Articles
New Bike Commuter? Three Tips for Safer Riding
By Bill Thorness, BikingPugetSound.com
If you head to work on your bike this month, you may notice a few more cyclists on the road. Wait, make that a few thousand more. Cascade Bicycle Club estimates that 21,000-22,000 people will give the two-wheeled commute a try in May, up from daily counts of 6,000 in winter and maybe 14,000 in summer.
People just trying it might heed the lessons of Chris Cameron, CBC director of bicycle commuting.
“Learn how to ride differently,” he says, citing three key ways: become traffic, don’t get hooked by a turn and keep your head up.
“Instead of being sort of a side-show or an accessory to traffic, now I become traffic,” says Cameron, who’s taught commuting to 3,500 people in the last two years. “I used to ride next to cars, or ride on the white line on the shoulder.” He thought doing that would keep him out of the way of cars.

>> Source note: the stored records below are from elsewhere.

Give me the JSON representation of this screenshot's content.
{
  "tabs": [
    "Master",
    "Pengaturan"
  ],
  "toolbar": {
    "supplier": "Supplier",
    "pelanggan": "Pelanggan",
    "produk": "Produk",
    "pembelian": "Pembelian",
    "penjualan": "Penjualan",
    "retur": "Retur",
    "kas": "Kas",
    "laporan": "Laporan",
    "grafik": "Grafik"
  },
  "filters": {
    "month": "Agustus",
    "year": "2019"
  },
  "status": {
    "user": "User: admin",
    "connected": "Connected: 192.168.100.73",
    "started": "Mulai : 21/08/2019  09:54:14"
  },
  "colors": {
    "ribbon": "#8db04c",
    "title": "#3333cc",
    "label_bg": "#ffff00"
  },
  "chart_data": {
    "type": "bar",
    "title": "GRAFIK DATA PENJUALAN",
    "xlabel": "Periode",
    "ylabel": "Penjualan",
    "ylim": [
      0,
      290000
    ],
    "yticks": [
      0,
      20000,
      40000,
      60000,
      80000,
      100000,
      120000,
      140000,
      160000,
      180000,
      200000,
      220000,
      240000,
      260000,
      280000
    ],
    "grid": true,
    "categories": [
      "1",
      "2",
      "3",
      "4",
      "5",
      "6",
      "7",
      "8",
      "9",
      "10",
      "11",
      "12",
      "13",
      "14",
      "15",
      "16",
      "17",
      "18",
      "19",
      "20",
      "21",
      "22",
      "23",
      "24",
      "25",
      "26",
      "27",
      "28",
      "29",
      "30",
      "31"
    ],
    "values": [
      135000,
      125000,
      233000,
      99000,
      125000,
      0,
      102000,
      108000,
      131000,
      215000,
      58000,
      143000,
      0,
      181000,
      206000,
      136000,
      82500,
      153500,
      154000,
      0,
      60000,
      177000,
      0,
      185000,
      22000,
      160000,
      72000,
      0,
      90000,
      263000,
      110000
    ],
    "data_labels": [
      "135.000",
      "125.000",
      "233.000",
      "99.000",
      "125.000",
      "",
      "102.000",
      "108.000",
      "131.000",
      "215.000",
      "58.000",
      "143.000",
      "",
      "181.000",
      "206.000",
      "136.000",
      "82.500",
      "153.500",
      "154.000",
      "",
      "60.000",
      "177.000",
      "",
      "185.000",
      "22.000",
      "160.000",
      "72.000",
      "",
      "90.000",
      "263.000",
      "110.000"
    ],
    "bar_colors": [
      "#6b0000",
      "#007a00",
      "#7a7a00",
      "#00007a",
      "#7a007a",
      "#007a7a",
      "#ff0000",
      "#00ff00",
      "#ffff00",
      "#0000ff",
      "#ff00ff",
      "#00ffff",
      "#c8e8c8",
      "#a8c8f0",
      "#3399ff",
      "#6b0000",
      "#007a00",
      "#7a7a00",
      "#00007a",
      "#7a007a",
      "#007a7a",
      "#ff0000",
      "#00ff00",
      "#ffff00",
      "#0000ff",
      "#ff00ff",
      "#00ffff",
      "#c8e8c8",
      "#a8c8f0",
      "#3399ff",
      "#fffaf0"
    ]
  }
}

But, he says, drivers don’t have a very good idea of how close they are to cyclists, which means riders need to act more like a car and actually take up more of the road.
“What I do now is ride in the first third of the lane, where the passenger car wheel is in the lane.” Doing so will force the vehicle to go around you.
Second tip: avoid the hook.
“The most common crash is the right-hand or left-hand hook,” he says. “What I do to negate that completely is I go up to the intersection in the middle of the lane. People aren’t going to go around me because they can’t.” Ignore the occasional horn and get over the idea that you’re holding up traffic. It’s a small price to pay to avoid the most predictable injury situation.
He also advises scanning the road farther ahead than you’d think. “Look 50 to 100 feet down the road, depending on how fast you’re going,” he says. “Most people, our gaze will go down, 20 or 10 feet in front of us at times, and you can’t see potholes until it’s too late, or detritus, and certainly not traffic turning in front of you. Fifty to 100 feet away, you have time to decide and you can pull yourself out of danger.”
Cameron says these tips will help even veteran bike commuters, who tell him using his advice “makes a big difference.”